Parsons is an engineering and technology-driven government and infrastructure services contractor that combines systems integration, program management, design engineering and product development across national security and critical infrastructure markets. In FY2024 it generated roughly $6.8B of revenue with $605M of Adjusted EBITDA and two reportable segments: Federal Solutions (59% of revenue; 69% of Adjusted EBITDA) and Critical Infrastructure (41% of revenue; 31% of Adjusted EBITDA). The firm emphasizes lifecycle solutions, AI/ML, cyber, space/defense, digital twins and targeted acquisitions (e.g., BlackSignal, BCC) and reported a backlog near $8.9B (c. $5.9B funded, $3.0B unfunded). Key operational dependencies and risks include U.S. procurement rules (FAR/DFARS/CAS), cybersecurity requirements (CMMC), ITAR/EAR export controls, and seasonality tied to federal and state fiscal cycles.

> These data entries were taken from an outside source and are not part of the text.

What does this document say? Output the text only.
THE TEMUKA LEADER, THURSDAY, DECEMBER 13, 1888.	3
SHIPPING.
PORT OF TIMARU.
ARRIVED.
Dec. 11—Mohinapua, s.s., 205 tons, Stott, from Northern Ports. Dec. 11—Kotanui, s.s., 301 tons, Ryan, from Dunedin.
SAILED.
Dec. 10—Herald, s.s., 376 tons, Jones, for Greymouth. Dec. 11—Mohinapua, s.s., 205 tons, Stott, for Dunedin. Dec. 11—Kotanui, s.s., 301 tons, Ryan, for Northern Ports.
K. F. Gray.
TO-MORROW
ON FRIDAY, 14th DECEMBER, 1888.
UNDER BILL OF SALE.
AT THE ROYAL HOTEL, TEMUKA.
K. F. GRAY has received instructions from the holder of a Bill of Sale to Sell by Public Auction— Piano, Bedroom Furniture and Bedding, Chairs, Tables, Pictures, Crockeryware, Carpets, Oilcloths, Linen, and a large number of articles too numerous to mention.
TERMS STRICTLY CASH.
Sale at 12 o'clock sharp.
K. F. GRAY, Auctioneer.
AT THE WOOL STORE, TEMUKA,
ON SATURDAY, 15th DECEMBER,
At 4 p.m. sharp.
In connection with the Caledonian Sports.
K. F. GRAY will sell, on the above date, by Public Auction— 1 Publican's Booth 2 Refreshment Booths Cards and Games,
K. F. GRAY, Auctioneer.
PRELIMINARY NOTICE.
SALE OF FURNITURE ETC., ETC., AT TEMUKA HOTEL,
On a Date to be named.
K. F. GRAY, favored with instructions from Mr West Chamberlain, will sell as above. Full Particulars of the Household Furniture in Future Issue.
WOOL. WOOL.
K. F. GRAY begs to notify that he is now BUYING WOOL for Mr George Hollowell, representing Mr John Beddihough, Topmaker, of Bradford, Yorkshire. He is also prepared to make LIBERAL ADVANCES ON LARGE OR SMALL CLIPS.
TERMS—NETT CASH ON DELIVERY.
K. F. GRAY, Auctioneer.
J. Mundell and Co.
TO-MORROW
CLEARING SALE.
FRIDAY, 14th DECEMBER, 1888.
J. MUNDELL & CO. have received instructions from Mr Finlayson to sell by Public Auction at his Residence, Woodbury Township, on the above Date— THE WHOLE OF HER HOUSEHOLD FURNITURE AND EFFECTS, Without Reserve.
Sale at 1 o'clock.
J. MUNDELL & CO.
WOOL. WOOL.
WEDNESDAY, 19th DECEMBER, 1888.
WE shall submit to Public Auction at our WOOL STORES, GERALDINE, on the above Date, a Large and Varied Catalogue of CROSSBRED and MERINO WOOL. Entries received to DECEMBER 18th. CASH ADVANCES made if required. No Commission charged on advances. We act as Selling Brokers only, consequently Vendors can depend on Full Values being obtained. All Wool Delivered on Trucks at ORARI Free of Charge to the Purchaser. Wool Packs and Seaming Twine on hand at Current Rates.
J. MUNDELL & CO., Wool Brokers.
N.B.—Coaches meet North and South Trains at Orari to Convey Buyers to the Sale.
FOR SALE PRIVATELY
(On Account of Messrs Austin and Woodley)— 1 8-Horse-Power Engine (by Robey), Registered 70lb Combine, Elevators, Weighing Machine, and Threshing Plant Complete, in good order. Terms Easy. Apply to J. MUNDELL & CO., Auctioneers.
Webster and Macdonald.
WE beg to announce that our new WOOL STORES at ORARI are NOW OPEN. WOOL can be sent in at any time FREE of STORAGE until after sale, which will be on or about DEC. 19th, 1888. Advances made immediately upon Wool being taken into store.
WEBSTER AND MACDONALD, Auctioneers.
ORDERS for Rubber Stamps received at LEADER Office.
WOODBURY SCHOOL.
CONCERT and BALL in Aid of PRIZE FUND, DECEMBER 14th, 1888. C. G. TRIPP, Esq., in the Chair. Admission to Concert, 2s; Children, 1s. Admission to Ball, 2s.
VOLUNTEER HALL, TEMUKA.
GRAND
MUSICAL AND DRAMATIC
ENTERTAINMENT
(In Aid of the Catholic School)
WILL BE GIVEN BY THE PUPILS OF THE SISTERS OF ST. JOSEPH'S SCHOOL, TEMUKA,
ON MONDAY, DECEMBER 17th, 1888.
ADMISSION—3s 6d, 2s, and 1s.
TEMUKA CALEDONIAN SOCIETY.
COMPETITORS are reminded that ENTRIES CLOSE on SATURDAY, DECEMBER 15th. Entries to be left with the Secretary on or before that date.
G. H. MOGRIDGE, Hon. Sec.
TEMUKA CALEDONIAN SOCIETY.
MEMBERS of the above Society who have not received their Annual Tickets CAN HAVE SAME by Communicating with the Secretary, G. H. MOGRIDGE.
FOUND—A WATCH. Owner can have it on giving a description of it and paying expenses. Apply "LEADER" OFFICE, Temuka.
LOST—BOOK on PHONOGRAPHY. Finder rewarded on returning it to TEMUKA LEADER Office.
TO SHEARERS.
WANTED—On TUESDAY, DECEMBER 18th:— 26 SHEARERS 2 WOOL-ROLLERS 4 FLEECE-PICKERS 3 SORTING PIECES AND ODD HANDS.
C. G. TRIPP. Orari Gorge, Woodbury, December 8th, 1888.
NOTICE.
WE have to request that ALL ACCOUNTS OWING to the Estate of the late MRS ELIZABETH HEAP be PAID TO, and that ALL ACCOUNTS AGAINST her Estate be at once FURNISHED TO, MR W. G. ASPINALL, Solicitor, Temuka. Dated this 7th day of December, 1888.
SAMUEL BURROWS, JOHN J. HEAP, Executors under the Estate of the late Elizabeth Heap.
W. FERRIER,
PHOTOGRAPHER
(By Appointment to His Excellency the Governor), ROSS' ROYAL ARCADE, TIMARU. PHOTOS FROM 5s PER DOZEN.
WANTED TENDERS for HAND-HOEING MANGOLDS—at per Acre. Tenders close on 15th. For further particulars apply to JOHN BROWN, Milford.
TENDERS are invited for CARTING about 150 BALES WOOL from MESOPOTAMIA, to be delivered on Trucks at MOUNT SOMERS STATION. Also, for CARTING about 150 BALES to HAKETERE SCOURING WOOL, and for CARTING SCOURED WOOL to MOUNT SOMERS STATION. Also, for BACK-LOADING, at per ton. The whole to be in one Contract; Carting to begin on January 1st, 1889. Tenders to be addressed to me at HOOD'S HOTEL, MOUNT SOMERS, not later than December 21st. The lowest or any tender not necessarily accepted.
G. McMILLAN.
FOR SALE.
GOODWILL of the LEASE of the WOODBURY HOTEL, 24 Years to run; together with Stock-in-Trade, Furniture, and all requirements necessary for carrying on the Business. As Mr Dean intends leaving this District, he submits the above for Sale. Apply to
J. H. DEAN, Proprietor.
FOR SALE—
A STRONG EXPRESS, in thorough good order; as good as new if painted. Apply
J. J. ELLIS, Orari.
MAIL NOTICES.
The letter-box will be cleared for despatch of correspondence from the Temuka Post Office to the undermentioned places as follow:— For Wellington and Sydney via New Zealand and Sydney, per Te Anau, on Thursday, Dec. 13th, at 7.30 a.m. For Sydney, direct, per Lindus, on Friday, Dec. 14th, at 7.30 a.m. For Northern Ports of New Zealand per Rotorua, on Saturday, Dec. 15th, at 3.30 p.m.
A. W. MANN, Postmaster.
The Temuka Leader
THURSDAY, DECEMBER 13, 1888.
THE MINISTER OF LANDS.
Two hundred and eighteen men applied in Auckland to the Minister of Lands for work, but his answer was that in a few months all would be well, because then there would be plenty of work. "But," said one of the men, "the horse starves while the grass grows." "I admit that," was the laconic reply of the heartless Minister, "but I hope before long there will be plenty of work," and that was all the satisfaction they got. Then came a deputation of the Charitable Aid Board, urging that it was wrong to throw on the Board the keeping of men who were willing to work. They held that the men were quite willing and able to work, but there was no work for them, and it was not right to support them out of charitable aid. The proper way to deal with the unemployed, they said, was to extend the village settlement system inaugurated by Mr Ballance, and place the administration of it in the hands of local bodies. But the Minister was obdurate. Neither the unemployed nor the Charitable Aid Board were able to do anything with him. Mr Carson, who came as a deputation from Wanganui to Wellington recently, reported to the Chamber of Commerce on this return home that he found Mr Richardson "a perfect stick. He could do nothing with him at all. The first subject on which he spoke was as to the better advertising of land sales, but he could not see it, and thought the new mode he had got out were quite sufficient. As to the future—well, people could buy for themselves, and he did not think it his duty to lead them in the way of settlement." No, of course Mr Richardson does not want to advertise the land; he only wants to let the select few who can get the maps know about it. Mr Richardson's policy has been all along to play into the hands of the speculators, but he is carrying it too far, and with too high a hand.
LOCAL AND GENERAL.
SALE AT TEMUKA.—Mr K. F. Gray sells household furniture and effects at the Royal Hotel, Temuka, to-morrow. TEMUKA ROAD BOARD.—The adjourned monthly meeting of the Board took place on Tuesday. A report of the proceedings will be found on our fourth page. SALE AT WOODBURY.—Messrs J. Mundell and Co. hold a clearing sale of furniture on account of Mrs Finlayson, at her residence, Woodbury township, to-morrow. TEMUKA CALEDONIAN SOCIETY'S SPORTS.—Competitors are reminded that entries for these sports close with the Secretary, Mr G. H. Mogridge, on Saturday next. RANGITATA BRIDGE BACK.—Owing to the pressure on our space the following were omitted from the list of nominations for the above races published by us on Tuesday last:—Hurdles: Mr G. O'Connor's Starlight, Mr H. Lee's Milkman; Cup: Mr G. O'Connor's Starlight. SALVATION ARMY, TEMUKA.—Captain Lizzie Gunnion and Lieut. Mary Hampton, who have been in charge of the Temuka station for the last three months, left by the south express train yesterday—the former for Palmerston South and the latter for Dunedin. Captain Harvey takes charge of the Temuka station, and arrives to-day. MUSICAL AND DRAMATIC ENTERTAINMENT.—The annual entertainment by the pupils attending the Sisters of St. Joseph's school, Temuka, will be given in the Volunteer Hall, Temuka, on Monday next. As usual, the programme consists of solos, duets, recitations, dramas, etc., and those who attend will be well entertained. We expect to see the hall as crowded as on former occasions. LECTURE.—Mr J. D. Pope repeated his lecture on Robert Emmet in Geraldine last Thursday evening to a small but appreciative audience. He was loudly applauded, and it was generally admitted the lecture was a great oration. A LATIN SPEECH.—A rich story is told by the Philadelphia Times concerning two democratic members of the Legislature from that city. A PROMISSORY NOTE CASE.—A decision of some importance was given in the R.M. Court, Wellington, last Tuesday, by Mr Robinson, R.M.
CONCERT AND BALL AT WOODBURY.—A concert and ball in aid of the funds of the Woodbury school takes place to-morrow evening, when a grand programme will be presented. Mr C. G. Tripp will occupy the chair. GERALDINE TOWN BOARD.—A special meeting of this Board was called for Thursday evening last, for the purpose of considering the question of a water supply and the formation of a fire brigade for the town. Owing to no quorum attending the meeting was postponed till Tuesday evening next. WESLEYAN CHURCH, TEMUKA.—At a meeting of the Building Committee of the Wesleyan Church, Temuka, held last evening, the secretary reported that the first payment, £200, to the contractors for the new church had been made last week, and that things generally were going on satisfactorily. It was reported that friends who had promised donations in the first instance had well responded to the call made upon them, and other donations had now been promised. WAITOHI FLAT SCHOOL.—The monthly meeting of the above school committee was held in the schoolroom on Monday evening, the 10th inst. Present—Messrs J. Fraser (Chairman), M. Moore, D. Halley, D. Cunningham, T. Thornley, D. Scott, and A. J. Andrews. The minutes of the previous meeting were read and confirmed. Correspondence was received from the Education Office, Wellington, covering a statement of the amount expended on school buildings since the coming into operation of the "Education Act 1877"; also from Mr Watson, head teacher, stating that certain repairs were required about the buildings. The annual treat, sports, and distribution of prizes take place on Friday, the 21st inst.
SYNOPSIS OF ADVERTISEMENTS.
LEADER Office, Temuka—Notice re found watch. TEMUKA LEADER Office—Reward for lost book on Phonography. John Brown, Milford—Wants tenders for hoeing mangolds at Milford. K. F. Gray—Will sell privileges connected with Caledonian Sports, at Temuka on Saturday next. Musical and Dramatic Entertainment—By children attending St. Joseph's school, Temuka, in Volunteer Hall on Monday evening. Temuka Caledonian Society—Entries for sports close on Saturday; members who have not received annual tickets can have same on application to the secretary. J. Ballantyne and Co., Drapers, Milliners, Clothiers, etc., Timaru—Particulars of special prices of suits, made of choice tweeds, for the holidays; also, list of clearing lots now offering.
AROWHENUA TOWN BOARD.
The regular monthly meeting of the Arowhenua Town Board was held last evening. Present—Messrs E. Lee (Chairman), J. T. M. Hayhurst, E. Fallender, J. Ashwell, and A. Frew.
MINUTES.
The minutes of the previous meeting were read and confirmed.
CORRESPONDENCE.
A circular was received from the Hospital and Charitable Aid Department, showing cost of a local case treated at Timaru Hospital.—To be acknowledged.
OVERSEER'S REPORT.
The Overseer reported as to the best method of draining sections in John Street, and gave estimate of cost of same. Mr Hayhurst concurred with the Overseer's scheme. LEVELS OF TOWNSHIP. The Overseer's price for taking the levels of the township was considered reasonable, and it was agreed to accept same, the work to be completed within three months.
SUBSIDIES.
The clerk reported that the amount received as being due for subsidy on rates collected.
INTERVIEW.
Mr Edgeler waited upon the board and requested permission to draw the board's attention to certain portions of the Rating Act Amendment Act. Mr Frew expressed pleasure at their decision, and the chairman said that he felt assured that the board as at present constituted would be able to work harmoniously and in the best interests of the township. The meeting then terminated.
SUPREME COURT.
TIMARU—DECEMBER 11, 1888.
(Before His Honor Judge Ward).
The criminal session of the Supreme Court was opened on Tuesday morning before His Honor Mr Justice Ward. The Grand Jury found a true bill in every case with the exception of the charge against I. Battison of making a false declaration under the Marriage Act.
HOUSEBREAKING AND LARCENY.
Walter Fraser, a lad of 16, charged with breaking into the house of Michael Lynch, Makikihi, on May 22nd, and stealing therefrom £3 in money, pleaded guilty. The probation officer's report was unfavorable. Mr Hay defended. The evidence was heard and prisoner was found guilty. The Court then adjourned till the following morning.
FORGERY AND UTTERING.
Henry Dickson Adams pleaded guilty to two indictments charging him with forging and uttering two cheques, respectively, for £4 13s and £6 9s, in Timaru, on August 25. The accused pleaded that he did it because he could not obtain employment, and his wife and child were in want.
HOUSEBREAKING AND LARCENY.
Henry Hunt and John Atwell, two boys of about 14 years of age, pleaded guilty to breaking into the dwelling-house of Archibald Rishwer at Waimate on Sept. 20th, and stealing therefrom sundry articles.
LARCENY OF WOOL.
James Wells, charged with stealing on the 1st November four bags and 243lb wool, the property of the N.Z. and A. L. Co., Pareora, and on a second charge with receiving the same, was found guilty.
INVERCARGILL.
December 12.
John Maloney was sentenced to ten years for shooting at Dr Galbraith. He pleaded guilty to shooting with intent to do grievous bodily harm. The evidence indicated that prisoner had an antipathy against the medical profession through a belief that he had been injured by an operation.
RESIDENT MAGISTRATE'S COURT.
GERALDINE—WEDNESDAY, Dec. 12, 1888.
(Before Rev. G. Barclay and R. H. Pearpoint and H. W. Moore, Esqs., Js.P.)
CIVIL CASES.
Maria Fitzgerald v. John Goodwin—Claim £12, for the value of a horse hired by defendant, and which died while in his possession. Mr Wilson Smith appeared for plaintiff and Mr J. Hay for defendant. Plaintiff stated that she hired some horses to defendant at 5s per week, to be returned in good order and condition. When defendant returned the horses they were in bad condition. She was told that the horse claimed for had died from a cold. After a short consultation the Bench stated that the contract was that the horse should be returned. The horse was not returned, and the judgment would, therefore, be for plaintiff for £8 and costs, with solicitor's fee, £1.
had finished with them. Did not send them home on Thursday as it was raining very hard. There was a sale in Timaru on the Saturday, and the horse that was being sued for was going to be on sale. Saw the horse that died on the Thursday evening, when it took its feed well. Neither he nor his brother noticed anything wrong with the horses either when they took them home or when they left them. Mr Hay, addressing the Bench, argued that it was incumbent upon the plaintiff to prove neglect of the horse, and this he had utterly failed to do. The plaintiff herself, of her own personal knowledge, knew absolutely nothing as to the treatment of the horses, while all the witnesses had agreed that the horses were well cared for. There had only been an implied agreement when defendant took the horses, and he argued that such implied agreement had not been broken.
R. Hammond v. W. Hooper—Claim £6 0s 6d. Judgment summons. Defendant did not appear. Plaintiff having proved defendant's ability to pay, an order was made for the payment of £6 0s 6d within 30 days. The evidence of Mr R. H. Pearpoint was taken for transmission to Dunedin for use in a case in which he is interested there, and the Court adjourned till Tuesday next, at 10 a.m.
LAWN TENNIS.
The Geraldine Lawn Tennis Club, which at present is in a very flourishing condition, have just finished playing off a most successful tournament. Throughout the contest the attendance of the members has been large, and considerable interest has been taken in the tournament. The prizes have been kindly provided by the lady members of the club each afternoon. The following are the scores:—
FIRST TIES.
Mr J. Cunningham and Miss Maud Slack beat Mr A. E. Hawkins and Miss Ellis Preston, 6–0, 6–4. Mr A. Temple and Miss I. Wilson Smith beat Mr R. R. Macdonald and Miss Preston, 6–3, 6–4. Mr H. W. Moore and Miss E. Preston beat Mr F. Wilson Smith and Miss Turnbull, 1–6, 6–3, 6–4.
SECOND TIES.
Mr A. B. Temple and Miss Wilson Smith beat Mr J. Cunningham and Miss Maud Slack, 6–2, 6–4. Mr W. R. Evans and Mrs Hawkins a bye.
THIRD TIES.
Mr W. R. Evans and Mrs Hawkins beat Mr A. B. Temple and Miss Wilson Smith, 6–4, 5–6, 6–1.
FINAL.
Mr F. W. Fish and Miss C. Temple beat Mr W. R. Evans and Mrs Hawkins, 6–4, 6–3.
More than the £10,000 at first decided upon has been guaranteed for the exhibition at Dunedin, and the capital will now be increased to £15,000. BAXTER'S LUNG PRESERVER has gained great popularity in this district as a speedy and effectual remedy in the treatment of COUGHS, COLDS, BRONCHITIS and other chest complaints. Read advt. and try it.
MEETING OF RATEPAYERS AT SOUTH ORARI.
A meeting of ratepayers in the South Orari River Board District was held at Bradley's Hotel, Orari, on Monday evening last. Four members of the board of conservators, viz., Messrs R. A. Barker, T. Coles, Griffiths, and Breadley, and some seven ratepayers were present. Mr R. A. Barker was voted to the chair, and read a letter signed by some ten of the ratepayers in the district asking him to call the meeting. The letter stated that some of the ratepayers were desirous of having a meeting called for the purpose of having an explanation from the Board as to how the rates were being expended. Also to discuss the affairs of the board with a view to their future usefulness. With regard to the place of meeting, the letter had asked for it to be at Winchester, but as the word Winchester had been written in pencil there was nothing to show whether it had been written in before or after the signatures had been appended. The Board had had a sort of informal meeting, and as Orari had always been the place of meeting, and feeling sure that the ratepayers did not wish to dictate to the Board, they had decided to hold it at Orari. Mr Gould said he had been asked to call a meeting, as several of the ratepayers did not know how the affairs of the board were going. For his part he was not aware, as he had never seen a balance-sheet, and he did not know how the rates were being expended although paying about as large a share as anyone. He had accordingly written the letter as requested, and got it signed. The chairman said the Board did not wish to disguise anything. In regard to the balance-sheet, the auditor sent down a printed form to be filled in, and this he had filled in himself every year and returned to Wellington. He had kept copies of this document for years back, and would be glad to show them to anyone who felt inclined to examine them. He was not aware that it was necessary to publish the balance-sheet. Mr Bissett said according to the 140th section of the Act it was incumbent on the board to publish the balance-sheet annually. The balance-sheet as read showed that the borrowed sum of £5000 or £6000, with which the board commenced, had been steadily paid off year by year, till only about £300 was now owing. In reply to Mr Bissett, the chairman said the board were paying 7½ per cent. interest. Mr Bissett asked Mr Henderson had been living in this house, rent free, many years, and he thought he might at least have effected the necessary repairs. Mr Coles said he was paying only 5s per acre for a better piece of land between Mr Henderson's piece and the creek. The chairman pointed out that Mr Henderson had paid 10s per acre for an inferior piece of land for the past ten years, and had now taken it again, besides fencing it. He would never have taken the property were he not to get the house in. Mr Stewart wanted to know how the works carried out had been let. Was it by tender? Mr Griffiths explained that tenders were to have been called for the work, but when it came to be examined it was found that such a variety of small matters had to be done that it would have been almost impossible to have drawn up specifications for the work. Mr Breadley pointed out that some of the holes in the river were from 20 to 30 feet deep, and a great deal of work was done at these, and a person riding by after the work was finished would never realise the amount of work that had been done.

Compensation at Parsons is likely calibrated to both cash and performance metrics tied to government contracting dynamics — e.g., revenue recognized from funded backlog, Adjusted EBITDA margins, operating cash flow and successful contract awards/re-competes — with additional emphasis on integration of acquisitions and working-capital management. As a cleared government contractor that relies on technical talent, the company uses retention levers such as ESOP participation, long-term equity awards, a dual technical career path and targeted retention/bonus programs for cleared personnel and key engineers. Given recent activity (M&A, convertible-note financing and an active share-repurchase program), pay packages probably balance base salary, annual incentives linked to adjusted financial metrics, and long-term equity/PSUs that vest on multi-year performance and retention to limit turnover and dilution. Regulatory constraints matter: FAR/DFARS allowability rules and executive-compensation caps for government contractors, plus disclosure and clawback policies tied to financial restatements or contract noncompliance, can materially shape incentive design.
Insider trading patterns at Parsons are likely driven by the timing of material contract awards, backlog recognition, large program ramp-ups or terminations (e.g., the recent confidential contract close-out), and material M&A or financing events (convertible note transactions, term loan/revolver replacements). Because much of Parsons’ value sits in funded backlog conversion and award timing, insider buys after large wins or accretive acquisitions can signal management confidence, while insider sales may reflect diversification, ESOP liquidity events or reactions to financing/dilution risks. Trading is also constrained by typical blackout windows around quarterly/annual results and additional pre-clearance requirements given classified/cleared work; executives must be especially careful about material non‑public information tied to procurement, CMMC/ITAR matters or contract close-outs. For traders and researchers, watch insider activity clustered around award announcements, acquisition closes, and debt-equity events, and check for 10b5‑1 plans or disclosures that clarify whether trades were pre-planned.